E la loro meraviglia crebbe ancora quando aperta la finestra apparve una stanza da principi, e al posto dei loro stracci lasciati sulla sedia, vestiti ricamati d'oro e d'argento. - Ma dove siamo capitati?

- In casa vostra, - disse il cavaliere entrando, - e anche casa mia, perché io sono il vostro figlio Liombruno che credevate perso per sempre.

Così cominciò per il vecchio pescatore e la moglie una vita ricca e felice insieme al figlio ritrovato. Ma questi un giorno disse che se ne doveva andare, e dopo aver lasciato loro casse di gioielli e di pietre preziose, s'accomiatò promettendo di tornare a trovarli ogni anno.

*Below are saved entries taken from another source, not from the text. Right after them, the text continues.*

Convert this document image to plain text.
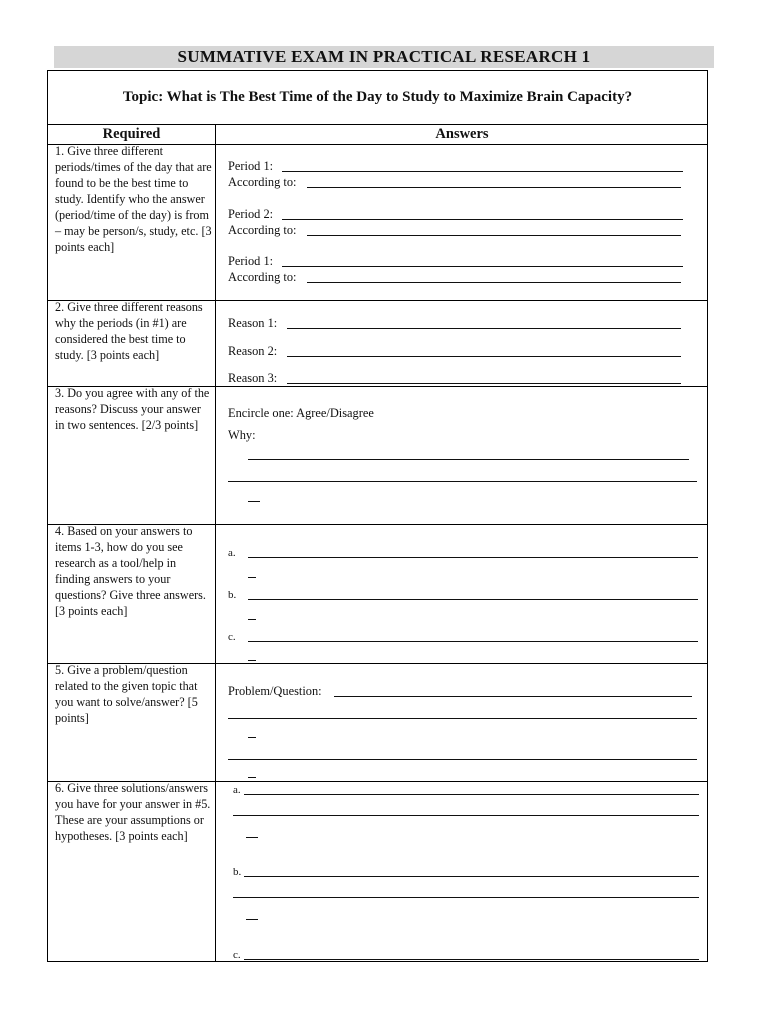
SUMMATIVE EXAM IN PRACTICAL RESEARCH 1
Topic: What is The Best Time of the Day to Study to Maximize Brain Capacity?
Required	Answers
1. Give three different periods/times of the day that are found to be the best time to study. Identify who the answer (period/time of the day) is from – may be person/s, study, etc. [3 points each]
Period 1:
According to:
Period 2:
According to:
Period 1:
According to:
2. Give three different reasons why the periods (in #1) are considered the best time to study. [3 points each]
Reason 1:
Reason 2:
Reason 3:
3. Do you agree with any of the reasons? Discuss your answer in two sentences. [2/3 points]
Encircle one: Agree/Disagree
Why:
4. Based on your answers to items 1-3, how do you see research as a tool/help in finding answers to your questions? Give three answers. [3 points each]
a.
b.
c.
5. Give a problem/question related to the given topic that you want to solve/answer? [5 points]
Problem/Question:
6. Give three solutions/answers you have for your answer in #5. These are your assumptions or hypotheses. [3 points each]
a.
b.
c.
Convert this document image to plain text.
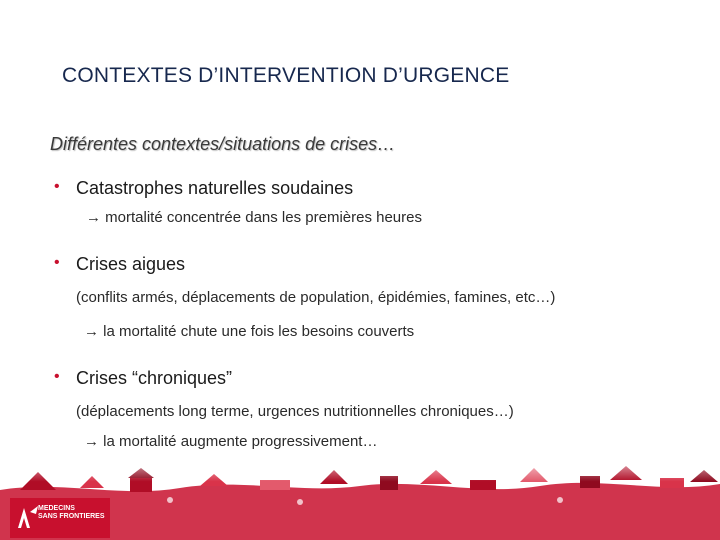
CONTEXTES D’INTERVENTION D’URGENCE
Différentes contextes/situations de crises…
• Catastrophes naturelles soudaines
→ mortalité concentrée dans les premières heures
• Crises aigues
(conflits armés, déplacements de population, épidémies, famines, etc…)
→ la mortalité chute une fois les besoins couverts
• Crises “chroniques”
(déplacements long terme, urgences nutritionnelles chroniques…)
→ la mortalité augmente progressivement…
MEDECINS
SANS FRONTIERES
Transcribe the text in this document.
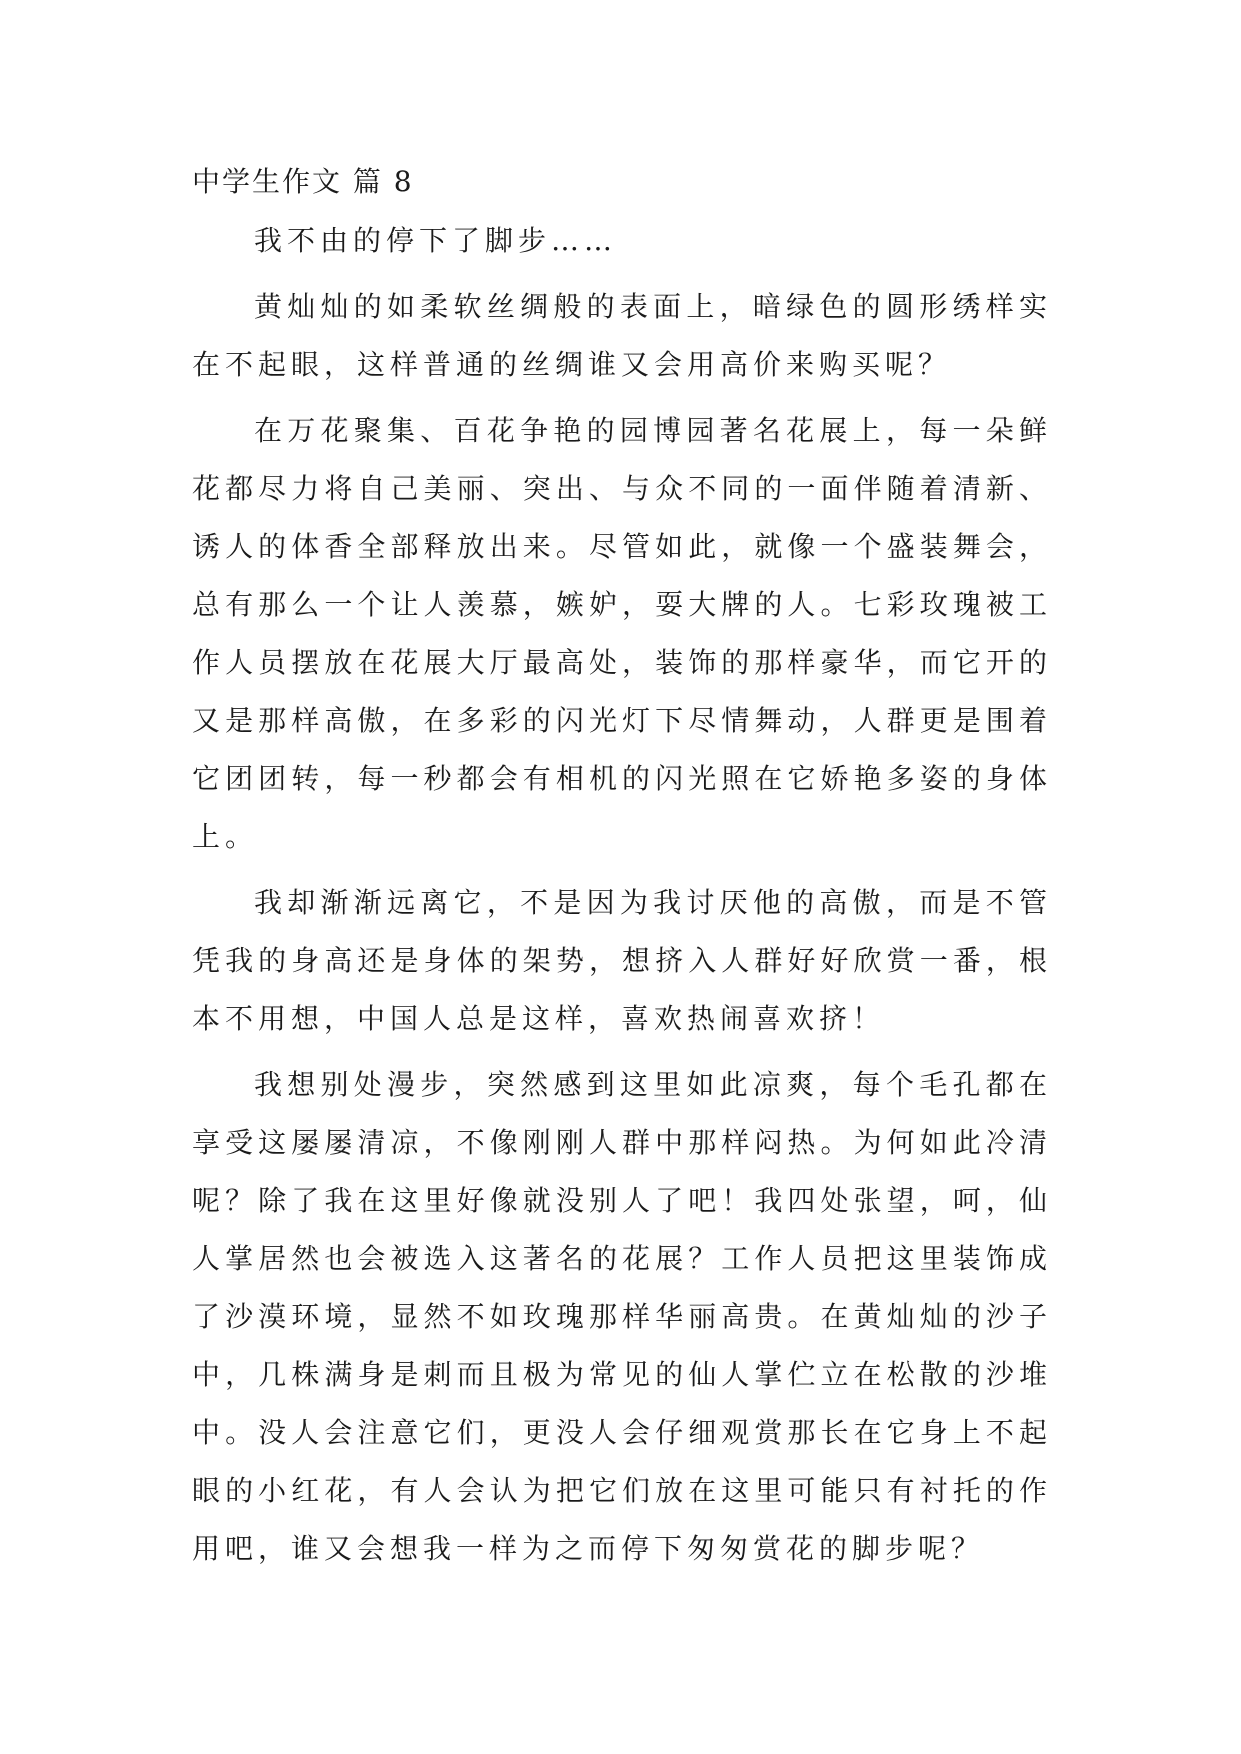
中学生作文 篇 8

我不由的停下了脚步……

黄灿灿的如柔软丝绸般的表面上，暗绿色的圆形绣样实在不起眼，这样普通的丝绸谁又会用高价来购买呢？

在万花聚集、百花争艳的园博园著名花展上，每一朵鲜花都尽力将自己美丽、突出、与众不同的一面伴随着清新、诱人的体香全部释放出来。尽管如此，就像一个盛装舞会，总有那么一个让人羡慕，嫉妒，耍大牌的人。七彩玫瑰被工作人员摆放在花展大厅最高处，装饰的那样豪华，而它开的又是那样高傲，在多彩的闪光灯下尽情舞动，人群更是围着它团团转，每一秒都会有相机的闪光照在它娇艳多姿的身体上。

我却渐渐远离它，不是因为我讨厌他的高傲，而是不管凭我的身高还是身体的架势，想挤入人群好好欣赏一番，根本不用想，中国人总是这样，喜欢热闹喜欢挤！

我想别处漫步，突然感到这里如此凉爽，每个毛孔都在享受这屡屡清凉，不像刚刚人群中那样闷热。为何如此冷清呢？除了我在这里好像就没别人了吧！我四处张望，呵，仙人掌居然也会被选入这著名的花展？工作人员把这里装饰成了沙漠环境，显然不如玫瑰那样华丽高贵。在黄灿灿的沙子中，几株满身是刺而且极为常见的仙人掌伫立在松散的沙堆中。没人会注意它们，更没人会仔细观赏那长在它身上不起眼的小红花，有人会认为把它们放在这里可能只有衬托的作用吧，谁又会想我一样为之而停下匆匆赏花的脚步呢？
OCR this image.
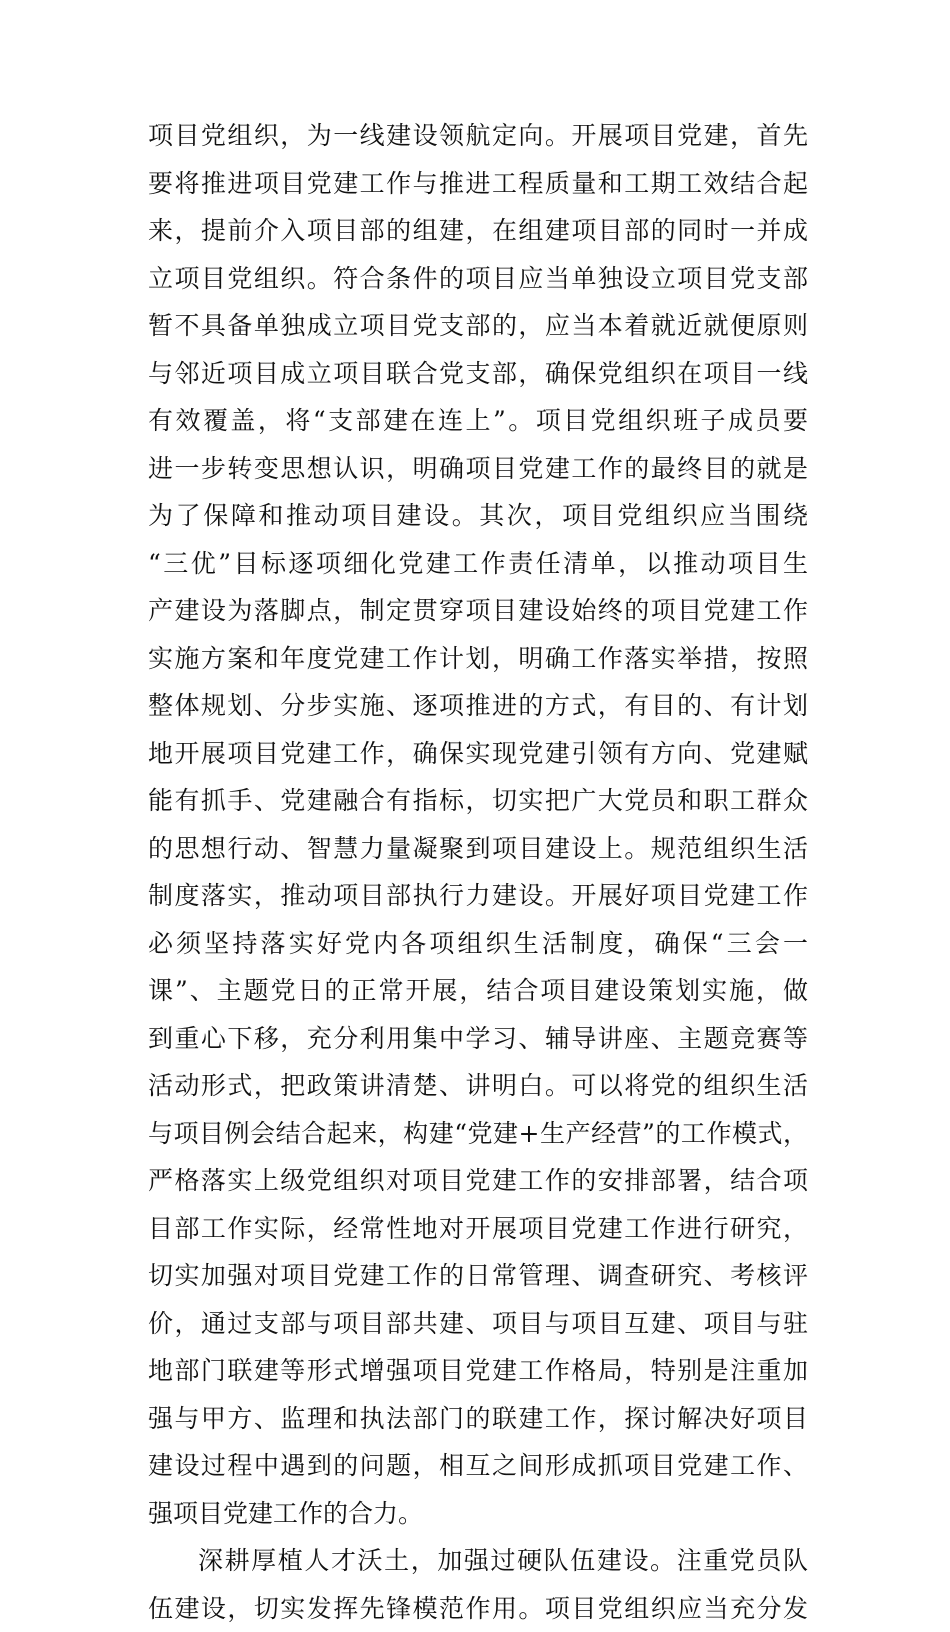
项目党组织，为一线建设领航定向。开展项目党建，首先
要将推进项目党建工作与推进工程质量和工期工效结合起
来，提前介入项目部的组建，在组建项目部的同时一并成
立项目党组织。符合条件的项目应当单独设立项目党支部
暂不具备单独成立项目党支部的，应当本着就近就便原则
与邻近项目成立项目联合党支部，确保党组织在项目一线
有效覆盖，将“支部建在连上”。项目党组织班子成员要
进一步转变思想认识，明确项目党建工作的最终目的就是
为了保障和推动项目建设。其次，项目党组织应当围绕
“三优”目标逐项细化党建工作责任清单，以推动项目生
产建设为落脚点，制定贯穿项目建设始终的项目党建工作
实施方案和年度党建工作计划，明确工作落实举措，按照
整体规划、分步实施、逐项推进的方式，有目的、有计划
地开展项目党建工作，确保实现党建引领有方向、党建赋
能有抓手、党建融合有指标，切实把广大党员和职工群众
的思想行动、智慧力量凝聚到项目建设上。规范组织生活
制度落实，推动项目部执行力建设。开展好项目党建工作
必须坚持落实好党内各项组织生活制度，确保“三会一
课”、主题党日的正常开展，结合项目建设策划实施，做
到重心下移，充分利用集中学习、辅导讲座、主题竞赛等
活动形式，把政策讲清楚、讲明白。可以将党的组织生活
与项目例会结合起来，构建“党建+生产经营”的工作模式，
严格落实上级党组织对项目党建工作的安排部署，结合项
目部工作实际，经常性地对开展项目党建工作进行研究，
切实加强对项目党建工作的日常管理、调查研究、考核评
价，通过支部与项目部共建、项目与项目互建、项目与驻
地部门联建等形式增强项目党建工作格局，特别是注重加
强与甲方、监理和执法部门的联建工作，探讨解决好项目
建设过程中遇到的问题，相互之间形成抓项目党建工作、
强项目党建工作的合力。
深耕厚植人才沃土，加强过硬队伍建设。注重党员队
伍建设，切实发挥先锋模范作用。项目党组织应当充分发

Mentre cavalcava per raggiungere il castello della Fata Aquilina, passò in una città dove veniva gridato il bando d'una giostra. Chi vinceva la giostra per tre giorni di seguito, avrebbe avuto in moglie la figlia del Re. Liombruno, che aveva voglia di fare un po' il gradasso col rubino fatato che portava in dito, si presentò alla giostra il primo giorno, vinse tutti e fuggì senza dire il suo nome. Il secondo giorno si presentò di nuovo, riuscì ancora vincitore e ancora scomparve. Il terzo giorno il Re aveva fatto disporre rinforzi di guardie attorno alla giostra, e il vincitore fu fermato e condotto dinanzi alla tribuna reale.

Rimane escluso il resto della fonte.